Who can access Personal Information?
Transact Bridge follows a strategic principle whereby, access to Personal information is restricted
only to such of employees who are required to access the information for the purpose of delivering
whatever services are committed to be delivered by Transact Bridge
Transact Bridge has not subcontracted any part of
the work
Compliance, Grievance and Nodal Officer
The Company has designated the following person as the Privacy and Information Security
Compliance, Grievance and Nodal Officer for the implementation of all compliance and grievance
requirements under this Information Security Policy.
Name : xxxxx
Email ID : [email protected]
Data Breach Notification
If any employee of Transact Bridge or its business associates becomes aware of a potential
breach of Privacy of information entrusted to him or accessed by him, he shall inform the
organisation immediately. Any delay in reporting such incidents shall be deemed as a serious breach
of the policy.
Confidentiality
Personal Information is regarded as confidential and therefore will not be divulged to any
third party except as set forth in this and any other term of use applicable to our services.
How we Secure Personal Information
Data is secured in the facilities of Transact Bridge under a well-developed information
security policy as well as an IT Act 2008 compliance policy.
Personal information no longer required is destroyed subject to requirements of archival guided by
the Data Archival Policy.
Information in process is closely monitored through appropriate technical means to ensure that there
is no accidental or intentional compromise of security.

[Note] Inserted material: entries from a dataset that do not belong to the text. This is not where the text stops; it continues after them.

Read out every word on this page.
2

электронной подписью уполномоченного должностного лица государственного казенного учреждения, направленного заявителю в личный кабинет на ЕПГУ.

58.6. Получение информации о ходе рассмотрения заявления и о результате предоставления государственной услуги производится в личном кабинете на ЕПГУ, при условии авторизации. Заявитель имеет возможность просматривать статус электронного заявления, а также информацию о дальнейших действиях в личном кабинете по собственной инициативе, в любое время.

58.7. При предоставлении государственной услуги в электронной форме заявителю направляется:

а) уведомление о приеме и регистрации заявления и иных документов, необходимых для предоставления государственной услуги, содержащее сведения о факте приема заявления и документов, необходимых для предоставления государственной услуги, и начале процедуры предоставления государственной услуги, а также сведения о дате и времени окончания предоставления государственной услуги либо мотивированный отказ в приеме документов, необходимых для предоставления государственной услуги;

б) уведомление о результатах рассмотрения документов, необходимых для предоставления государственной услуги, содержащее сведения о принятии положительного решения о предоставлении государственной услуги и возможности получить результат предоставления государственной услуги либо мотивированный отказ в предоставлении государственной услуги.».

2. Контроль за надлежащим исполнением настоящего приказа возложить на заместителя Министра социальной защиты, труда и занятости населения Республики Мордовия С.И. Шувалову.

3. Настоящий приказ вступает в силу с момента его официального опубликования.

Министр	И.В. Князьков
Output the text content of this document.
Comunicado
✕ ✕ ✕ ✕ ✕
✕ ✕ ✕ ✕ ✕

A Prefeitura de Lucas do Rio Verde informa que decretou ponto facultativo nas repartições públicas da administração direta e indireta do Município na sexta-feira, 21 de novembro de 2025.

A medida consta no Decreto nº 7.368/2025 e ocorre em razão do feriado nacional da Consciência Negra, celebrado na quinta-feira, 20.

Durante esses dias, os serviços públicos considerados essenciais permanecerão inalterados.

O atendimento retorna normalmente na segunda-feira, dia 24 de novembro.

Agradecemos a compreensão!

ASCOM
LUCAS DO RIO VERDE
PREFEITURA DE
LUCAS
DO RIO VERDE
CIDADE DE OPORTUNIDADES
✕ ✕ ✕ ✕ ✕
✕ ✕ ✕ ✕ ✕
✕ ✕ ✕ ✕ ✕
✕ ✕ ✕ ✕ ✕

Any accidental access to personal information is recorded as a security incident and managed as per
the Information Security Incident Management Policy.
As per HR policy they are made fully aware that any activity performed with a user id is the
sole responsibility of the owner of the ID.
How we use or Disclose Information
Personal information is used or disclosed strictly in accordance with the provisions of law
and as authorised by the data owner/customer.
Transact Bridge recognizes the right of an individual to claim access to his information in the
possession of Transact Bridge. However, in the absence of any direct prior agreement, disclosures
are always routed through the client.
All disclosures and the authorizations for such disclosures are documented as required under law.